By 13 April, public transport, education and all council workplaces were paralysed by strike action. Protests spread to the rest of the country, including about 50 cities and larger towns. Quito’s Radio Luna issued an appeal for people to take to the streets and tens of thousands marched on the Supreme Court buildings demanding Gutiérrez’s resignation.
Gutiérrez, arrogant and isolated having received the backing of the US military high command in the region, felt confident enough to order the movement to be repressed. He declared a state of emergency and dissolved the Court of Supreme Justice. Small semi-fascist groups, organised in squads called ‘Zero Corruption’, tried to provoke clashes as a pretext for a military coup. However, again the state machine appears to have split and the army was not deployed to enforce the state of emergency. Thousands came out onto the streets to defy it.
An emergency session of Congress was convened for 17 April with the objective of endorsing the suspension of the CSJ. The regime and ruling class became increasingly desperate to regain control of the situation. They unceremoniously dumped Gutiérrez who had become a liability. Vice-president Palacio criticised the state of emergency. The US ambassador to Ecuador urged "prudence and negotiation".
In a last desperate attempt to regain control of the situation, Gutiérrez urged Bucaram to leave the country again. However, the situation had gone beyond such palliative measures. The ruling class and Congress abandoned Gutiérrez and voted 65 to nil to remove him. He eventually fled the country – hotly pursued by demonstrators who chased him to the airport in an attempt to prevent him escaping, so he could be put on trial!
Like Bucaram before him, he fled the country seeking exile, this time not in Panama but in Brazil. President Lula gave him asylum, reflecting once again how he is defending capitalism nationally and in the whole of Latin America, where Brazil is the strongest power and is playing an increasingly assertive role.
With Palacio now installed in the presidency, the immediate social upheaval seems to have abated. The new government has been compelled to announce some measures to try and stabilise the situation.
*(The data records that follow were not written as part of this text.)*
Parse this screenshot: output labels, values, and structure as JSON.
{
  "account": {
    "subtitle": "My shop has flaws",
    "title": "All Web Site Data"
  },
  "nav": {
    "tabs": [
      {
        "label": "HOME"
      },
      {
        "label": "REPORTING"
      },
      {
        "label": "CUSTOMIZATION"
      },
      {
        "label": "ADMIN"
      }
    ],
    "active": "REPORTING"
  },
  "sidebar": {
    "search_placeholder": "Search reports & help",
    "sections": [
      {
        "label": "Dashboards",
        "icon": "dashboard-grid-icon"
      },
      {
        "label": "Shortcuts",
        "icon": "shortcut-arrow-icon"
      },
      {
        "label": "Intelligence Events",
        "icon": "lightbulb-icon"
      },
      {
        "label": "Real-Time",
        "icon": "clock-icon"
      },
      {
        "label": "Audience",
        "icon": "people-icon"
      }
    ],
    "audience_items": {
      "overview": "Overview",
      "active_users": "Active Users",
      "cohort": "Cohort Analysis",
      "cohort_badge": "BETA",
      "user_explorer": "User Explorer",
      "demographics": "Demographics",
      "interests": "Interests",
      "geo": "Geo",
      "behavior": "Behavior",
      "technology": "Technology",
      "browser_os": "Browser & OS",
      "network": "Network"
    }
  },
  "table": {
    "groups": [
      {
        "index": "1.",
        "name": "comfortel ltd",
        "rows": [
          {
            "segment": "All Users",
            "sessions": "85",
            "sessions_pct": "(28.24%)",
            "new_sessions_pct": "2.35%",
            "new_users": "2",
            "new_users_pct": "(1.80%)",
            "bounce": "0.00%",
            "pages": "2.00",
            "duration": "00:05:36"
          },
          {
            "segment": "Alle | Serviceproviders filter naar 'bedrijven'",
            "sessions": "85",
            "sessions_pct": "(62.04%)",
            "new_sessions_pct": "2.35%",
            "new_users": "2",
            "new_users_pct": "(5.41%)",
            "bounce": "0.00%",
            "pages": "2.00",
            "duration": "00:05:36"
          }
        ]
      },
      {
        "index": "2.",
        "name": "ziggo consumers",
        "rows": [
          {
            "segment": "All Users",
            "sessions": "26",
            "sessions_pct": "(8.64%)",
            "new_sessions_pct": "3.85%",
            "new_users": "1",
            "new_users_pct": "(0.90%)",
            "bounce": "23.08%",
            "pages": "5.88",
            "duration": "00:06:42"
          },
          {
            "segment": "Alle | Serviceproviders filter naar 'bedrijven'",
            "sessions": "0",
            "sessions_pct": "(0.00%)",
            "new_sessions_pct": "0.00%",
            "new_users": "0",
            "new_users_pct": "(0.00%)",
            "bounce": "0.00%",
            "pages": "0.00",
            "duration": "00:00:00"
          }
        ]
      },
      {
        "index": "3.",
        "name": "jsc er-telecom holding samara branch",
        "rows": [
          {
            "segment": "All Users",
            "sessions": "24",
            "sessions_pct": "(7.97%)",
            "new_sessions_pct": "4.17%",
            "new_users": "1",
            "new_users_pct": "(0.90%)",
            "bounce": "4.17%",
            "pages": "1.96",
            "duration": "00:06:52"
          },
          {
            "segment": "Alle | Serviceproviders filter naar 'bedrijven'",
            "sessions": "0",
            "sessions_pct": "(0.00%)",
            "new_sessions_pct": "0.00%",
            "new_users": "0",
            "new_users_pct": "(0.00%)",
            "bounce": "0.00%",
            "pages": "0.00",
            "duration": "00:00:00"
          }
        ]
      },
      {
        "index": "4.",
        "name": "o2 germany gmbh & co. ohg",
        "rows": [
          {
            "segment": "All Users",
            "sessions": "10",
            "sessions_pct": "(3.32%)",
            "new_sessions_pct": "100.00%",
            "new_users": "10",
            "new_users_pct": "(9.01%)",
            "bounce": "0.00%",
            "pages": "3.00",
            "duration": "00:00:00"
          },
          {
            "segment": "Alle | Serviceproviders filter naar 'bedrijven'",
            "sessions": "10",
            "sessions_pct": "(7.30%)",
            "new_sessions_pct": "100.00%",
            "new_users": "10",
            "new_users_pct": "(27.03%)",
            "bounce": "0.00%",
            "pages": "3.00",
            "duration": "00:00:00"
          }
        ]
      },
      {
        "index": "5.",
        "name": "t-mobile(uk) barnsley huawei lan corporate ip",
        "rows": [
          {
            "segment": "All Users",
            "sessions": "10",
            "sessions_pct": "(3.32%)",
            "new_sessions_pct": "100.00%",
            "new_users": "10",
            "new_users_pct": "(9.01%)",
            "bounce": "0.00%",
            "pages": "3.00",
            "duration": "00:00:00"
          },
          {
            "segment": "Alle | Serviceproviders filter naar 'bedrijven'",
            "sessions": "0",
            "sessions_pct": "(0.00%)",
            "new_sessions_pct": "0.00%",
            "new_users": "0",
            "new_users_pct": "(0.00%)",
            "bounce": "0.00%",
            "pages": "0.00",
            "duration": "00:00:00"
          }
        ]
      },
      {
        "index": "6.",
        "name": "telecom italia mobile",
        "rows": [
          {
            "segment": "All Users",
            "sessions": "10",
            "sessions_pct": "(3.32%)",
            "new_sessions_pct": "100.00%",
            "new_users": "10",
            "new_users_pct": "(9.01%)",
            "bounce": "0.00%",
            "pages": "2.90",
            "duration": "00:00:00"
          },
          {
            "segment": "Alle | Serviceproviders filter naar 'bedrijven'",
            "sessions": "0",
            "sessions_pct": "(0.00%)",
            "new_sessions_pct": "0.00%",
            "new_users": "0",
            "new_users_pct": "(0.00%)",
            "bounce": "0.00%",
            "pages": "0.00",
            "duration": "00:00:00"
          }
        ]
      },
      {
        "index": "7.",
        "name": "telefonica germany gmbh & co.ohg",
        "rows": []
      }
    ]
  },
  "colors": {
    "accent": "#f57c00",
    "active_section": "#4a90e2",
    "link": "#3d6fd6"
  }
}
The new economy minister, Rafael Correa, has declared the dollarisation programme the greatest "economic policy error adopted". He has also proposed the abolition of the oil revenue stabilisation fund which will release more oil revenue for state and social spending.
However, these measures will not resolve the social and economic crisis which continues. The relentless attacks on the masses are certain to provoke further struggles and upheavals in the next months and years. Combined with the unfolding struggles throughout Latin America, through these experiences the idea of socialism as an alternative to capitalism can begin to develop and win widespread support. This process is now developing in Venezuela, Brazil and other countries. The struggle to win support for revolutionary socialist ideas and the need to build a mass revolutionary socialist party in Ecuador and Latin America is becoming an increasingly urgent necessity.